Friday, June 21, 2019

Feriado

ferida, isolamento, arranhões por forro
da pele, os órgãos cá dentro soltos
no varrimento da tristeza onde o norte
do vento, o comprimento ciclónico
da cabeça, o corte da respiração
de hálito adverso, destilado na cama
e cadeira aos pés a amaciar roupas
os cabelos os estofos os ocos quando

ao acordar não se recompôs o mundo se
foi a medo conduzindo o panda ao jardim
da estrela resvalando por zebras em frente
a pares de novos com carrinhos de filhos
cruzando-se com propósitos sólidos

e com tal talento de passear bebés
no parque sem dar parte do fracasso
da alma assoreada desta radical
falta de feitio e solução para tudo
com os olhos esforçados pousando
dali a três, quatro, máximo, anos
desviando o foco do vazio, da longa
comissão nos quartéis do frio


                     [acrescente-se acompanhamento musical por um poeta maior: ]

Tuesday, June 18, 2019

[na cabeça do sonho - a morte e o agente duplo]

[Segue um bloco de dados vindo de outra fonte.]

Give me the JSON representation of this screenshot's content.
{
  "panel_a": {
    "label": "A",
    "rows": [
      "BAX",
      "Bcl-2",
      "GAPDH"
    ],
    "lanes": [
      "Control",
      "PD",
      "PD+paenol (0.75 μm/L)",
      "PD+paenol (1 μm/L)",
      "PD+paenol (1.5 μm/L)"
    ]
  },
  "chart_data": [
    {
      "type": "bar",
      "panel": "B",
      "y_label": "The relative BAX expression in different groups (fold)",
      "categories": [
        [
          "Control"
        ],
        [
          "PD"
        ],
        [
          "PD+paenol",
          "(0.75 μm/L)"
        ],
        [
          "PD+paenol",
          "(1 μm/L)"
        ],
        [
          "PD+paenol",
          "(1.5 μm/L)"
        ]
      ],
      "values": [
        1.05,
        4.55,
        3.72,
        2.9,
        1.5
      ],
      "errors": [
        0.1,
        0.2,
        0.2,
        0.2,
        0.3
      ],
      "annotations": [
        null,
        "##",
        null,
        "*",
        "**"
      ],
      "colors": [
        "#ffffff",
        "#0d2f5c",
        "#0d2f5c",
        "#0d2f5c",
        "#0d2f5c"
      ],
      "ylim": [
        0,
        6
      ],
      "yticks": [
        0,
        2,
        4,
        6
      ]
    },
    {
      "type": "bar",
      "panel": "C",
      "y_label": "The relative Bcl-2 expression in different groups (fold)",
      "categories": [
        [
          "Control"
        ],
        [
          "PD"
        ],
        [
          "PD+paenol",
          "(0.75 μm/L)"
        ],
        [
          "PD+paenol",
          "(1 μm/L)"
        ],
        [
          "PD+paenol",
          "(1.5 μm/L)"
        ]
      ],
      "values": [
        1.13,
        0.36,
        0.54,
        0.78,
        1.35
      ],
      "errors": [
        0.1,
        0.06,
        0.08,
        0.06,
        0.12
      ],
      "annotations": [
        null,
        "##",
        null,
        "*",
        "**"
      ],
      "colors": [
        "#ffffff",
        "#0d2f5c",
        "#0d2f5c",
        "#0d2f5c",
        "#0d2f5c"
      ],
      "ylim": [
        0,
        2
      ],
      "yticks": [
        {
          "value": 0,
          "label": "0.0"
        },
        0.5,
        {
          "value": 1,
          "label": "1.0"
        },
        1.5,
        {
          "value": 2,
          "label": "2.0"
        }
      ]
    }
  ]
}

Mateia e Viviane tinham uma nova filha pequena, uma mulata de cabelo roxo, eu gostava do afeto dela. Encontrávamo-nos por baixo de um arco, havia semelhanças com Óbidos. Davas-te bem com Mateia, tinhas voltado e eu recebia-te, desconfortável, temendo ainda o apoucamento que nos fazias quando estavas entornado. Algo como o eugenismo também tinha voltado, ou outra forma sinistra de crueldade contra a espécie seguinte. Íamos entrar na arena. À volta havia arcadas, algumas davam para caves que eram bares punk e era nelas que se ia espalhar o gás para matar. A primeira vítima chamava-se Luvínia Sette, tinha sido a minha melhor aluna, estava marcada. Onde? Como sabia eu estas coisas? Havia um lado para estar, qual? Não iria avisá-la de algo que podia ser rumor e, se não fosse, seria certo.

Monday, June 17, 2019

[na cabeça do sonho - torcidinho]

A minha filha andava com alguém que eu tinha namorado. Sem saber disso, ela estranhava que nós passássemos tanto tempo à conversa, quando eles deviam ir para casa fazer um filho. Ela tinha vinte anos e dizia que só havia mais dez para o assunto, era preciso que eles se despachassem. Os meus protestos que não, que somasse pelo menos o dobro desse tempo, e tanto à sua frente, não adiantavam, só a enervavam.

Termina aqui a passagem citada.